Fugard began keeping a diary, his "notebooks" as he calls them, in 1959, and the origins of many of his plays can be found in his descriptions of people he has encountered, events he has witnessed, and observations he has made about the condition of his country over the years. In his notebooks, Fugard describes a number of encounters he had with poor black and "coloured'' (mixed-race) South Africans that influenced the creation of Boesman and Lena, but one in particular stands out above the rest in his mind. On a hot August day in 1965, Fugard and two friends were driving along a rural road when they saw an old woman trudging along with all of her worldly possessions tied up in a bundle on her head. They stopped and offered her a ride. She cried at their unexpected kindness, and during the fifteen-mile trip to a farm up the road, she told them about the death of her husband three days earlier and her nine missing children. If Fugard and his companions hadn't stopped to offer her a ride, she would have followed her plan to sleep in a stormwater drain that night and continue her long journey the next day.
In Athol Fugard: Notebooks 1960-1977, the author recorded his impression of the old woman. He writes, "In that cruel walk under the blazing sun, walking from all of her life that she didn't have on her head, facing the prospect of a bitter Karoo night in a drain-pipe, in this walk there was no defeat—there was pain, and great suffering, but no defeat.’’ It was ‘‘THE WALK,’’ as Fugard recorded it, that fired his imagination to write Boesman and Lena.
Like most of Fugard's dramatic work, Boesman and Lena is a small-cast play set in rural South Africa depicting the devastating effects of apartheid on the lives of the author's countrymen. The play, however, is not directly about politics. In his work, Fugard avoids large, scathing political indictments of the white South African government and its treatment of black and mixed-race citizens. Instead, he concentrates on the more immediate struggles of individuals—husbands, wives, parents, children, and strangers thrown together by the careless and cruel whims of a racially divided society. Through a handful of people, like Boesman and Lena, the playwright presents a tragic microcosm of South Africa as a whole.
This play about a "coloured" man and woman on a long, hard walk from one shantytown to another was received enthusiastically when it premiered at the Rhodes University Little Theatre in Grahamstown, South Africa on July 10, 1969. Fugard himself was in the cast, portraying Boesman, alongside Yvonne Bryceland as Lena, and Glynn Day, a white actor who portrayed Outa in blackface. Jean Bradford, reporting for the Cape Argus newspaper, wrote, "When the curtain rang down at the end of the play there was a moment of silence and then followed round after round of applause from the distinguished first-night audience. The cast took eight curtain calls.’’

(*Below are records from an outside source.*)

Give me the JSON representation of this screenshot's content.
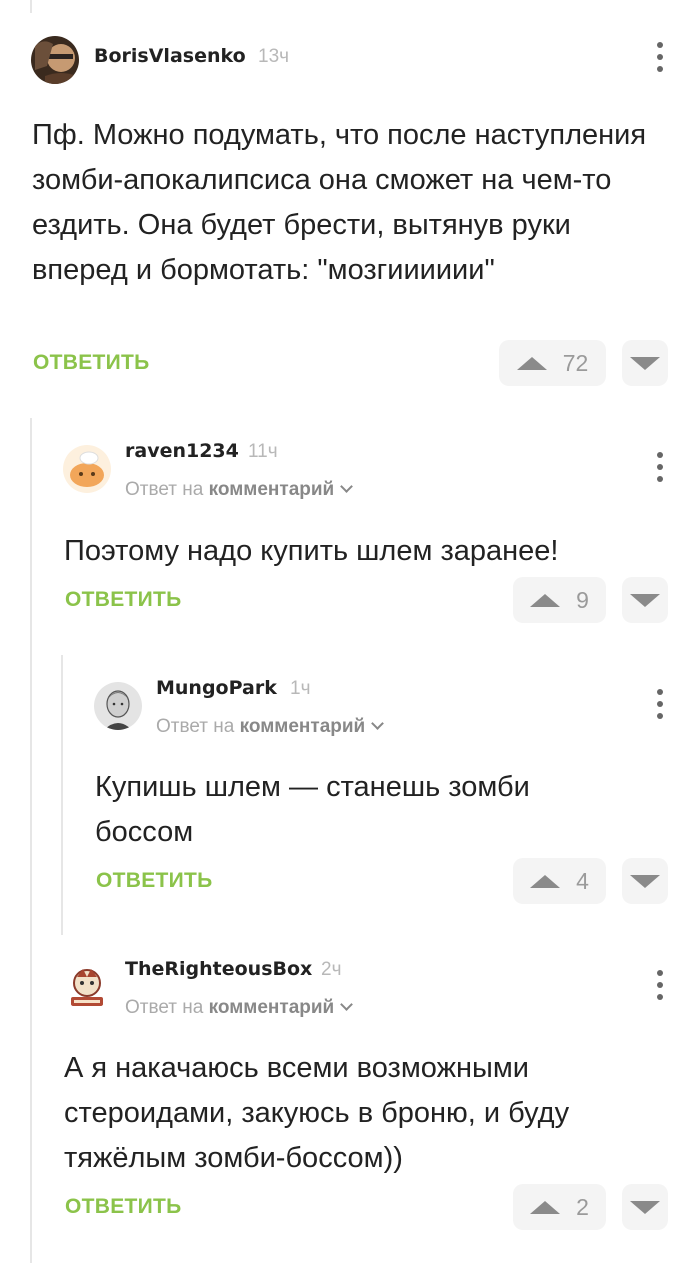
{
  "comments": [
    {
      "author": "BorisVlasenko",
      "time": "13ч",
      "text": "Пф. Можно подумать, что после наступления зомби-апокалипсиса она сможет на чем-то ездить. Она будет брести, вытянув руки вперед и бормотать: \"мозгииииии\"",
      "reply_label": "ОТВЕТИТЬ",
      "votes": "72"
    },
    {
      "author": "raven1234",
      "time": "11ч",
      "reply_prefix": "Ответ на",
      "reply_target": "комментарий",
      "text": "Поэтому надо купить шлем заранее!",
      "reply_label": "ОТВЕТИТЬ",
      "votes": "9"
    },
    {
      "author": "MungoPark",
      "time": "1ч",
      "reply_prefix": "Ответ на",
      "reply_target": "комментарий",
      "text": "Купишь шлем — станешь зомби боссом",
      "reply_label": "ОТВЕТИТЬ",
      "votes": "4"
    },
    {
      "author": "TheRighteousBox",
      "time": "2ч",
      "reply_prefix": "Ответ на",
      "reply_target": "комментарий",
      "text": "А я накачаюсь всеми возможными стероидами, закуюсь в броню, и буду тяжёлым зомби-боссом))",
      "reply_label": "ОТВЕТИТЬ",
      "votes": "2"
    }
  ],
  "colors": {
    "accent": "#8bc34a",
    "vote_bg": "#f4f4f4",
    "thread_line": "#e6e6e6"
  },
  "icons": [
    "avatar",
    "kebab-menu-icon",
    "chevron-down-icon",
    "upvote-icon",
    "downvote-icon"
  ]
}
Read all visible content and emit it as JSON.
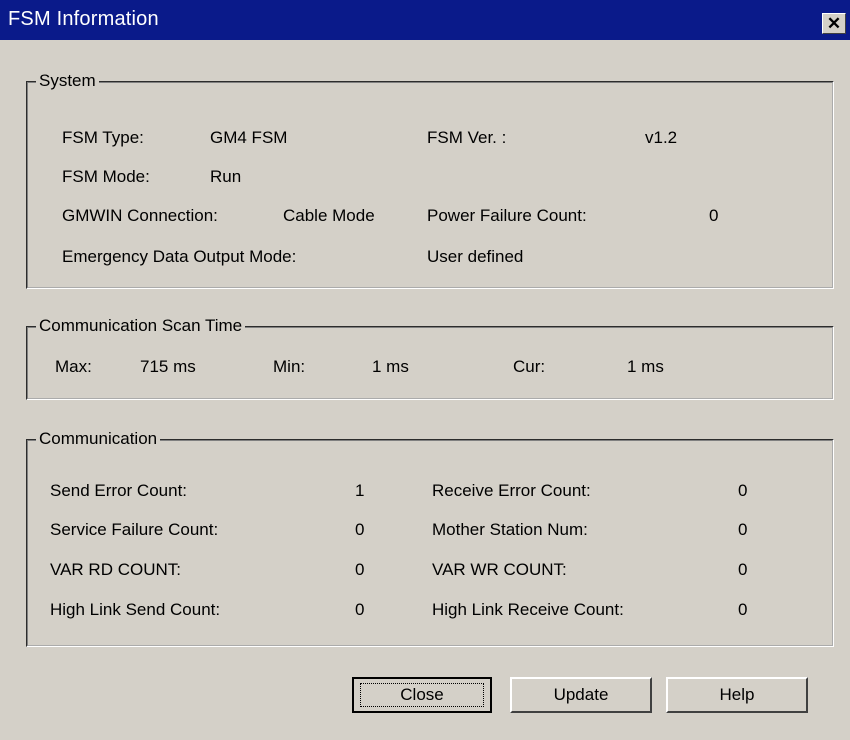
{
  "window": {
    "title": "FSM Information",
    "close_glyph": "✕"
  },
  "system": {
    "legend": "System",
    "fsm_type_label": "FSM Type:",
    "fsm_type_value": "GM4 FSM",
    "fsm_ver_label": "FSM Ver. :",
    "fsm_ver_value": "v1.2",
    "fsm_mode_label": "FSM Mode:",
    "fsm_mode_value": "Run",
    "gmwin_label": "GMWIN Connection:",
    "gmwin_value": "Cable Mode",
    "power_label": "Power Failure Count:",
    "power_value": "0",
    "emergency_label": "Emergency Data Output Mode:",
    "emergency_value": "User defined"
  },
  "scan_time": {
    "legend": "Communication Scan Time",
    "max_label": "Max:",
    "max_value": "715 ms",
    "min_label": "Min:",
    "min_value": "1 ms",
    "cur_label": "Cur:",
    "cur_value": "1 ms"
  },
  "communication": {
    "legend": "Communication",
    "send_error_label": "Send Error Count:",
    "send_error_value": "1",
    "receive_error_label": "Receive Error Count:",
    "receive_error_value": "0",
    "service_failure_label": "Service Failure Count:",
    "service_failure_value": "0",
    "mother_station_label": "Mother Station Num:",
    "mother_station_value": "0",
    "var_rd_label": "VAR RD COUNT:",
    "var_rd_value": "0",
    "var_wr_label": "VAR WR COUNT:",
    "var_wr_value": "0",
    "hl_send_label": "High Link Send Count:",
    "hl_send_value": "0",
    "hl_receive_label": "High Link Receive Count:",
    "hl_receive_value": "0"
  },
  "buttons": {
    "close": "Close",
    "update": "Update",
    "help": "Help"
  }
}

Since that first successful performance, Boesman and Lena has appeared many times on stages and screens around the world. Well-known actors James Earl Jones, Ruby Dee, and Zakes Mokae performed in the Off-Broadway premiere in New York at the Circle-in-the-Square Theatre in June 1970. In 1971, Fugard was permitted to leave South Africa for a period of one year to direct the play in London at the Royal Court Theatre. Soon afterward, British filmmaker Ross Devenish convinced Fugard to allow him to turn Boesman and Lena into a movie. Devenish's film, starring Fugard and Bryceland from the original cast, was released in Great Britain and South Africa in 1973. Subsequently, the play has been translated into French, Dutch, and other languages, performed as a radio play, and filmed again in 1997 in a joint French/South African production starring American actors Danny Glover and Angela Bassett. For works including The Blood Knot (1961), Hello and Goodbye (1965), and Master Harold... and the Boys (1982), as well as Boesman and Lena, Fugard has earned praise as one of the greatest living playwrights in the English language, and recognition as one of the most outspoken and effective opponents of apartheid.